His solo shows tackle a wide range of interests and mediums, and he always strives to push the work in new directions. Shane held one solo show each year while living in Pennsylvania, and hopes to bring much of this work to South Carolina in the future. The past few years: (2016) An audio-visual installation filled Altered States exhibition at AFA Gallery. (2017) Shane’s take on traditional camera work in Redefining Nature Photography at CameraWork. (2018) A collection of surreal Self-Portraits at Waverly Small Works Gallery.
Shane’s work has been shown in numerous exhibitions including Phase Shift at the Urban Arts Space (2015 Ohio), Imagine the Fantastic at the LH Horton Jr Gallery (2015 California), and a public performance at the NEPA Art Fair (2016 Pennsylvania). He was awarded the grand prize of Adobe Photoshop’s international image manipulation contest, the recipient of a University Fellowship at OSU, and chosen for the Judith Youshock Artist’s Grant.

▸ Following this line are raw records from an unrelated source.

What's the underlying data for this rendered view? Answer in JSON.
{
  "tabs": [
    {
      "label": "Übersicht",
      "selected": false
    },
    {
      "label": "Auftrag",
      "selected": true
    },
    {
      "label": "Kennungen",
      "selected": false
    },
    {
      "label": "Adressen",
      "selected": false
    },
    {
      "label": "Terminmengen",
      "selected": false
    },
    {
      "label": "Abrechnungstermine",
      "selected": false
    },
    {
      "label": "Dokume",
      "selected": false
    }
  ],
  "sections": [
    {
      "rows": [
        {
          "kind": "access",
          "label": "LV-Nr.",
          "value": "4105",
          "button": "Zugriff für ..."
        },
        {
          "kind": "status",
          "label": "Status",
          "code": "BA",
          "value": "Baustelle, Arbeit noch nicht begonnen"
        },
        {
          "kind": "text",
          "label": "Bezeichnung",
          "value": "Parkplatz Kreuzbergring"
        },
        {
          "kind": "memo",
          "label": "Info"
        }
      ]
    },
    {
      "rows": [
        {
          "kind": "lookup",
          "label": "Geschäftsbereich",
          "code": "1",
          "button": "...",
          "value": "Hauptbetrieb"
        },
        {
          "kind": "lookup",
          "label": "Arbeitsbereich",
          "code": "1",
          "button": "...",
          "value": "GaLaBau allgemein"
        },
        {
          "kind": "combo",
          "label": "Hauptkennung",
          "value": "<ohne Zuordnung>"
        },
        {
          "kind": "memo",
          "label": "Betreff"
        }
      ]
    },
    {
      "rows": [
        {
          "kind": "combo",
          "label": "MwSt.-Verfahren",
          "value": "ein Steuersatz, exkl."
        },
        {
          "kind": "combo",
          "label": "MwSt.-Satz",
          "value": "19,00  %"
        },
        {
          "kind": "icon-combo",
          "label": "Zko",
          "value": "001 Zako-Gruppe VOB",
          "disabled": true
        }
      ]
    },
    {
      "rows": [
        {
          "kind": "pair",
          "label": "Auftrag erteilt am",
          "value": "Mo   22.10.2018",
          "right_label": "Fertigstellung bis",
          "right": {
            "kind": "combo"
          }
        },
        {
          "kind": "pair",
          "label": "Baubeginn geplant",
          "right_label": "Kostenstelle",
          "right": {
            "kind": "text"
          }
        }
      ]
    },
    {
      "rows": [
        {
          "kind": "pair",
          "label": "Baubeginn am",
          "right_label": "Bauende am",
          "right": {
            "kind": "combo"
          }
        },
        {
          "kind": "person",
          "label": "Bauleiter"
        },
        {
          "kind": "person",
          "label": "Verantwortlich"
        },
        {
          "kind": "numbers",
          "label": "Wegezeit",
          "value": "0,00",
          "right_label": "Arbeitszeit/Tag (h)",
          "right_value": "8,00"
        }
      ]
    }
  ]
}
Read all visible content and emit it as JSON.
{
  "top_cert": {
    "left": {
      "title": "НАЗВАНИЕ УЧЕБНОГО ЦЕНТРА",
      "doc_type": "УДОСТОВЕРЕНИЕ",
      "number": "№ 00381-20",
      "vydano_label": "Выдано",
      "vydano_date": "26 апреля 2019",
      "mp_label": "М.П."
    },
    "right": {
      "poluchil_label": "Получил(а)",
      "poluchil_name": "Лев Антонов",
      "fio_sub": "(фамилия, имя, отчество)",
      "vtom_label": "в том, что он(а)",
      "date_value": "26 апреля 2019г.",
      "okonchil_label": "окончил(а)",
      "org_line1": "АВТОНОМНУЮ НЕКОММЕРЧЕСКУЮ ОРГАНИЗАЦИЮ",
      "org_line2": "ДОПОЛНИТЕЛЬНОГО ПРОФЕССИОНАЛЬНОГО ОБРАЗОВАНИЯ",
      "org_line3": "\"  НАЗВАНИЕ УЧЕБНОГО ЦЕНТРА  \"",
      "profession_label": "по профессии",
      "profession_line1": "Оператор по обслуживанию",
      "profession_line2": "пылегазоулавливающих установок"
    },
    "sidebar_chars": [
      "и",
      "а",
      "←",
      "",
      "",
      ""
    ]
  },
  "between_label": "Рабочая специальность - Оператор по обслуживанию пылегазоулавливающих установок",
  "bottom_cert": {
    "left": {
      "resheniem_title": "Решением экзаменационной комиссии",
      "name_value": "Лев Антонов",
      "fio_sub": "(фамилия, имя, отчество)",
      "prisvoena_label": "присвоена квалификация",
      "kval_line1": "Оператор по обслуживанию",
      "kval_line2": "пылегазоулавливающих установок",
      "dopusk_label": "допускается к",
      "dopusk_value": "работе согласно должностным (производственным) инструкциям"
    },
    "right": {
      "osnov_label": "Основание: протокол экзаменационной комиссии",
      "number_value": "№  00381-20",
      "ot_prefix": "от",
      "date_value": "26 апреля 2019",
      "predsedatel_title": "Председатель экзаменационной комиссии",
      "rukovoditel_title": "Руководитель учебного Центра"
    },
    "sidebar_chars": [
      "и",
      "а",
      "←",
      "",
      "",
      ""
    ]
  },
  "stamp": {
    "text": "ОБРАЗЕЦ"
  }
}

Shane works both individually and collaboratively with a variety of media. In Visions, Laurie Otto and himself photograph, manipulate, and construct surreal poetic narratives. In Forest Of Illumination Shane utilizes 4×5 film, large-scale printing, color changing lights, and a darkened space to put perception into question. In Dust to Dust he is photographing an object, burning it, and then making a print using the subjects own ashes. Experimentation and exploration are very important to his practice as an artist.